Мужчина наконец решился. Он слез с мотоцикла, подошел к воротам и нажал на кнопку интеркома:
– Передайте Сантьяге, что прибыл епископ Лазарь Гангрел.
Кабинет комиссара Темного Двора был буднично изыскан. Прекрасная мебель, толстый ворс ковра, приглушенный свет – хозяин знал, что масаны не выносят яркого освещения, – в углу мерцает монитор, за которым склонился Сантьяга. Как обычно, в дорогом костюме.
– Лазарь, рад вас видеть! – Он даже не привстал. – Вы не будете любезны подождать буквально пару минут, я должен закончить.
– Конечно. – Гангрел подошел к картинам.
С тех пор как он был в кабинете Сантьяги последний раз, они поменялись. Три полотна: цунами, вулкан, айсберг. Лазарь прищурился: за ледяной выступ белого массива отчаянно цеплялась фигурка чела. Бессмысленно гибнущая пища.
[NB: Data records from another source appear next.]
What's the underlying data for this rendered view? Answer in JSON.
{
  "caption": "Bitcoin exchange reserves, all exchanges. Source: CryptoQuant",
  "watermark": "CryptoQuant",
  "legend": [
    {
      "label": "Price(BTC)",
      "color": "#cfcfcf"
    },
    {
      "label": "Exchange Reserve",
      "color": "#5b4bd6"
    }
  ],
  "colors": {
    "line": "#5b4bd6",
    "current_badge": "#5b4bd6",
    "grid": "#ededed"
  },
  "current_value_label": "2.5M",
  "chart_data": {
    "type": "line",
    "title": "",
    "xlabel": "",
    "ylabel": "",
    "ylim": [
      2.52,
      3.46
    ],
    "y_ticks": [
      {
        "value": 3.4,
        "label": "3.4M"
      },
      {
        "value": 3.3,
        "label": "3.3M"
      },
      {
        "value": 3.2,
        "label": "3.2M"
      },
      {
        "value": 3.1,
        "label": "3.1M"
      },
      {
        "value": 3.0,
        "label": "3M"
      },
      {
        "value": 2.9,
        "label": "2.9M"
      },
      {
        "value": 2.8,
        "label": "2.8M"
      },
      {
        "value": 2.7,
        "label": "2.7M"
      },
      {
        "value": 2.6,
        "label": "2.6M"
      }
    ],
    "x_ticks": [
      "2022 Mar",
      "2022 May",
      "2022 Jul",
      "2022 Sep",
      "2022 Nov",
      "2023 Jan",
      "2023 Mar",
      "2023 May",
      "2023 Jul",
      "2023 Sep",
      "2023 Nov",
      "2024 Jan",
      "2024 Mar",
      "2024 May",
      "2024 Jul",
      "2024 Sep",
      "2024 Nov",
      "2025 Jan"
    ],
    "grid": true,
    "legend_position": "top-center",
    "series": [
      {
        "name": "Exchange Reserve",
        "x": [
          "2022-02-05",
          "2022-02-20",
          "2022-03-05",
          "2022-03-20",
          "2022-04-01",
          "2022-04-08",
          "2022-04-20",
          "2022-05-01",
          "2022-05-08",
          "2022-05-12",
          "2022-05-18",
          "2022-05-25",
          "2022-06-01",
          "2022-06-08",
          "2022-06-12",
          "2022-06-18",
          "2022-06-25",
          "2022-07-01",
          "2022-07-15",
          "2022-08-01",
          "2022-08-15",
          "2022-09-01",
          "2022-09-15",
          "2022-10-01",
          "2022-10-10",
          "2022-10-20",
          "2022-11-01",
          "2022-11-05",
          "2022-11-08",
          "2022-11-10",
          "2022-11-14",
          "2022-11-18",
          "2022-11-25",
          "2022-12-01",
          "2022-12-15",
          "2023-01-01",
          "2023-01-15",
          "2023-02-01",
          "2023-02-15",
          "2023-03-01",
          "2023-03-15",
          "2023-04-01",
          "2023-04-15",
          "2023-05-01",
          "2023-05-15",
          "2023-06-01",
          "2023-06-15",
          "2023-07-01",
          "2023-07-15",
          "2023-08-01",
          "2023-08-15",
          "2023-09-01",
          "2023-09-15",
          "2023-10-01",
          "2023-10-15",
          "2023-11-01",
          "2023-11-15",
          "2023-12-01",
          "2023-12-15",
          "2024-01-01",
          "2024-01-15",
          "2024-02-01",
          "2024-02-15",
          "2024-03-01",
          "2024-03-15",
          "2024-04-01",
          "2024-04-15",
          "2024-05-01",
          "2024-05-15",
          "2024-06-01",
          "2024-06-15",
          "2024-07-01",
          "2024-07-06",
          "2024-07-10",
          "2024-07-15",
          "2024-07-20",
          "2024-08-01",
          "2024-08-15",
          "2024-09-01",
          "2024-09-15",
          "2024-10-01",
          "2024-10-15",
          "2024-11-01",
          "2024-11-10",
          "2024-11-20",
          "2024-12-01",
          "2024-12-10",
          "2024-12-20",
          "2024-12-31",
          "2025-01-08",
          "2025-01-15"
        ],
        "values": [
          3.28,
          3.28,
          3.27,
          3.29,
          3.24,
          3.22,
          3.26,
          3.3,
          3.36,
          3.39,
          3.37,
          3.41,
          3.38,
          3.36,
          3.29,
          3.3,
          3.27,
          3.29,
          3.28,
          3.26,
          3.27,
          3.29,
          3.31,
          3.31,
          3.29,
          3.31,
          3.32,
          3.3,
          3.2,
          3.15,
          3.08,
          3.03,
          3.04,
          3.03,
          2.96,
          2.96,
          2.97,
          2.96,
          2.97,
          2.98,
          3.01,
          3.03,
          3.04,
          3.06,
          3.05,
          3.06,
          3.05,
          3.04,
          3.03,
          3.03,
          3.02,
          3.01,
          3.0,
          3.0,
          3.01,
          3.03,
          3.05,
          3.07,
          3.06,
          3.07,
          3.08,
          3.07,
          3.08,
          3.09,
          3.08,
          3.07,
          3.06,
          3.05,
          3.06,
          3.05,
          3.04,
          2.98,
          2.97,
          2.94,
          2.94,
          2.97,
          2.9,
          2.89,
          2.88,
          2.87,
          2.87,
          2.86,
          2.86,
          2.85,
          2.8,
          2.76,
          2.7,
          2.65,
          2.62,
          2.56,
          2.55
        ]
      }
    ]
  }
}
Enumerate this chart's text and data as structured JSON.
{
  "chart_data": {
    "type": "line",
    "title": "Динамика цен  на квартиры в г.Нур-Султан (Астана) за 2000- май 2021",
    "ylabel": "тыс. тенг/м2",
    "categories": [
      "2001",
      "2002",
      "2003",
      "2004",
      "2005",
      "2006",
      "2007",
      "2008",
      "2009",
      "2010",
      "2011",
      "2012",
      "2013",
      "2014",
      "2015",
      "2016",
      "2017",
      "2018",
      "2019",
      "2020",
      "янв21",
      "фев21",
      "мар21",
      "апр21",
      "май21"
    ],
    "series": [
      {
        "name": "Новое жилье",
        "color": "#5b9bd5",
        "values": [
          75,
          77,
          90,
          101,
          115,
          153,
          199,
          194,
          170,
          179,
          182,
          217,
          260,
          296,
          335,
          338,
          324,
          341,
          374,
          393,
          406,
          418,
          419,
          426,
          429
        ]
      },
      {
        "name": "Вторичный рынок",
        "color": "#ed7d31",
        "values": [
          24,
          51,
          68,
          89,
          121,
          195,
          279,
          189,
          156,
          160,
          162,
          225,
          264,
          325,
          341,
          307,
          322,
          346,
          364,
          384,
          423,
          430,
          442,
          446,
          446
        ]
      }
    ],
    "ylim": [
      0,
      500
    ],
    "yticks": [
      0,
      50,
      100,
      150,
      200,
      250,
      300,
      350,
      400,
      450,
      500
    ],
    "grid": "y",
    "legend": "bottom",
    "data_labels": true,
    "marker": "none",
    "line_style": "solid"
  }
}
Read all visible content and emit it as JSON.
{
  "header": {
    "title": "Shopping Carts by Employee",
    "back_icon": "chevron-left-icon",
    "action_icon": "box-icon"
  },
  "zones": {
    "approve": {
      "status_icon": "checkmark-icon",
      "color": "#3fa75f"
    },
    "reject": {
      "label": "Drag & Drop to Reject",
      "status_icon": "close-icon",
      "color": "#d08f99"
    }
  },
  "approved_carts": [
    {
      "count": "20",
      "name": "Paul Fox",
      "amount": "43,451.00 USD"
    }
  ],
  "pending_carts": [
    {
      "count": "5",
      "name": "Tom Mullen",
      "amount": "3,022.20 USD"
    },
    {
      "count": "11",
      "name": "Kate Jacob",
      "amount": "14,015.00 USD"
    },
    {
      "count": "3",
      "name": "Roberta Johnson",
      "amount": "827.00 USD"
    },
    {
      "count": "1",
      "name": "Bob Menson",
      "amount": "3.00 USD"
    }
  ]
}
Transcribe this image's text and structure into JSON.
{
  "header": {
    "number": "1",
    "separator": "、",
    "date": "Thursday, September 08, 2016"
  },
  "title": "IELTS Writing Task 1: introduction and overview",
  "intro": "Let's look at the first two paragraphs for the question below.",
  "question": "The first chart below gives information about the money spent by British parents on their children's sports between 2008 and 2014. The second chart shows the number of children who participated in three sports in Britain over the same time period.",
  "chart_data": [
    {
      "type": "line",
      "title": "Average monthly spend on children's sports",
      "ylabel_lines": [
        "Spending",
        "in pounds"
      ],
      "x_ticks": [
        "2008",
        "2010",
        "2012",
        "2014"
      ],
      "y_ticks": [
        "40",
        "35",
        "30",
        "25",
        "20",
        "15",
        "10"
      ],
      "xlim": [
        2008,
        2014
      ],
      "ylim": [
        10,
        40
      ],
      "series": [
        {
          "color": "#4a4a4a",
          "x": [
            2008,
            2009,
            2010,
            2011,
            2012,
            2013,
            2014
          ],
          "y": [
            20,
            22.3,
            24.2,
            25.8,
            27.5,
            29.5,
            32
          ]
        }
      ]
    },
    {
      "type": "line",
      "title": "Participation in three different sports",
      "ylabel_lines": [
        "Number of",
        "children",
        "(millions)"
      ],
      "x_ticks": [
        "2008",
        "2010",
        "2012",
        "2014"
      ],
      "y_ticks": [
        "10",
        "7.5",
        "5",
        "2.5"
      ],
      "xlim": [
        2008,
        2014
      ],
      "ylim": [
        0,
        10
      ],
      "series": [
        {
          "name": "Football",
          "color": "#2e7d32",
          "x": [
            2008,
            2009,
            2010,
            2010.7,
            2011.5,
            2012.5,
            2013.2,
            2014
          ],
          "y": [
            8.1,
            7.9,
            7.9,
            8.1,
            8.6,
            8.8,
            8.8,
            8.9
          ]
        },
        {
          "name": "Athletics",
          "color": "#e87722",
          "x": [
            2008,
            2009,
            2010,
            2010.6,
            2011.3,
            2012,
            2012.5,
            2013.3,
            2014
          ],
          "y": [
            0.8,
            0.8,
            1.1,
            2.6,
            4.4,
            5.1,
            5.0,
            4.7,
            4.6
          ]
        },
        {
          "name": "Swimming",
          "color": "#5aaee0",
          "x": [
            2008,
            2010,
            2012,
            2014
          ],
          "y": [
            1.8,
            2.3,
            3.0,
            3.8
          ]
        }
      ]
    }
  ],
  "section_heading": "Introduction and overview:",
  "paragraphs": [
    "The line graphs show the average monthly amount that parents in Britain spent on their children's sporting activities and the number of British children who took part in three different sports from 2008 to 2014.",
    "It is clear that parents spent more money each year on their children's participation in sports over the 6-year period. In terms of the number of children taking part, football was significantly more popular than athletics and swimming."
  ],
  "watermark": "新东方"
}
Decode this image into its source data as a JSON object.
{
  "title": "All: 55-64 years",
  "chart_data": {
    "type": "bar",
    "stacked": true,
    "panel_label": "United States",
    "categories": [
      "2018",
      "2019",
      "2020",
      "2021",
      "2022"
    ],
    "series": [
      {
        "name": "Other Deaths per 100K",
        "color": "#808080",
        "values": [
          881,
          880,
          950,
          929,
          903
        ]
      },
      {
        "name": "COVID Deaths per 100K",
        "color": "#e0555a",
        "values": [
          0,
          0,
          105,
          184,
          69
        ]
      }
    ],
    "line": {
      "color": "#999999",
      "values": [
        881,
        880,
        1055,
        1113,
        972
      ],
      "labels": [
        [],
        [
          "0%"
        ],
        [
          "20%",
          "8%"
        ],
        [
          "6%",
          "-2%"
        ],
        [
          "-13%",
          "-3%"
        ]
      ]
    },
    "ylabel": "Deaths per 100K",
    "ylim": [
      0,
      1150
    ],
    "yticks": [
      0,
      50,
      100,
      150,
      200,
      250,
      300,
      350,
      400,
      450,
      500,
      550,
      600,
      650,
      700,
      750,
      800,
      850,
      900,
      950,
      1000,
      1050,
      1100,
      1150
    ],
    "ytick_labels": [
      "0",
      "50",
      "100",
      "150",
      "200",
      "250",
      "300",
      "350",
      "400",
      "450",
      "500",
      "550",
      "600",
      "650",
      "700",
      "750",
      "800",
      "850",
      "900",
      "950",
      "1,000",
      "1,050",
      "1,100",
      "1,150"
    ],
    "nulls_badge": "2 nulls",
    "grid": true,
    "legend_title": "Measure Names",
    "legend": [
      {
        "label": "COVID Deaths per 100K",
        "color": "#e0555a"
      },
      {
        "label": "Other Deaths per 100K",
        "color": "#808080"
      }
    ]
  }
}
«Тоже мне, любитель искусства. – Склонность комиссара Темного Двора к живописи была чужда Гангрелу. – Украсил стены какой-то мазней…»
– Позвольте с вами не согласиться – работы превосходны.
Лазарь вздрогнул и посмотрел в непроницаемо черные глаза подошедшего нава. Сантьяга не обладал телепатией, но превосходно читал выражения лиц и не упускал случая подколоть вампиров, отвечая на невысказанные ими фразы.
– Вина?
Красное бордо, слабая пародия на кровь. Судя по бутылке, один из лучших урожаев девятнадцатого века, погреба Сантьяги славились великолепным выбором.
– Нет, спасибо.
– Зря. – Нав тоже не притронулся к вину, глубоко запавшие глаза обежали вампира. – Вы недавно высушили кого-то, Лазарь.
Он очень хорошо чувствовал такие нюансы.
– У меня был контракт, – пожал плечами Гангрел. – Вы можете проверить.
– Уже проверил, – улыбнулся нав, помолчал. – У нас проблемы, епископ.
«Епископ! Слишком официально для Сантьяги».
Лазарь напрягся. Он был не в состоянии использовать Прорицание – магия крови не действовала на навов, а читать по лицу было бесполезно: Сантьяга, когда хотел, мог быть очень бесстрастным.
«Он злится? Он недоволен?»
Сумрачные навы были единственными обитателями Тайного Города, перед которыми вампиры по-настоящему трепетали. Сильные, жестокие, мало того что они не поддавались магии крови, так еще и не были пригодны как пища. То, что текло по жилам основателей Темного Двора, было настоящей отравой, и даже сам вид этой густой, похожей на битум субстанции вызывал у Гангрела отвращение. Именно поэтому семью Масан передали в ведение Нави.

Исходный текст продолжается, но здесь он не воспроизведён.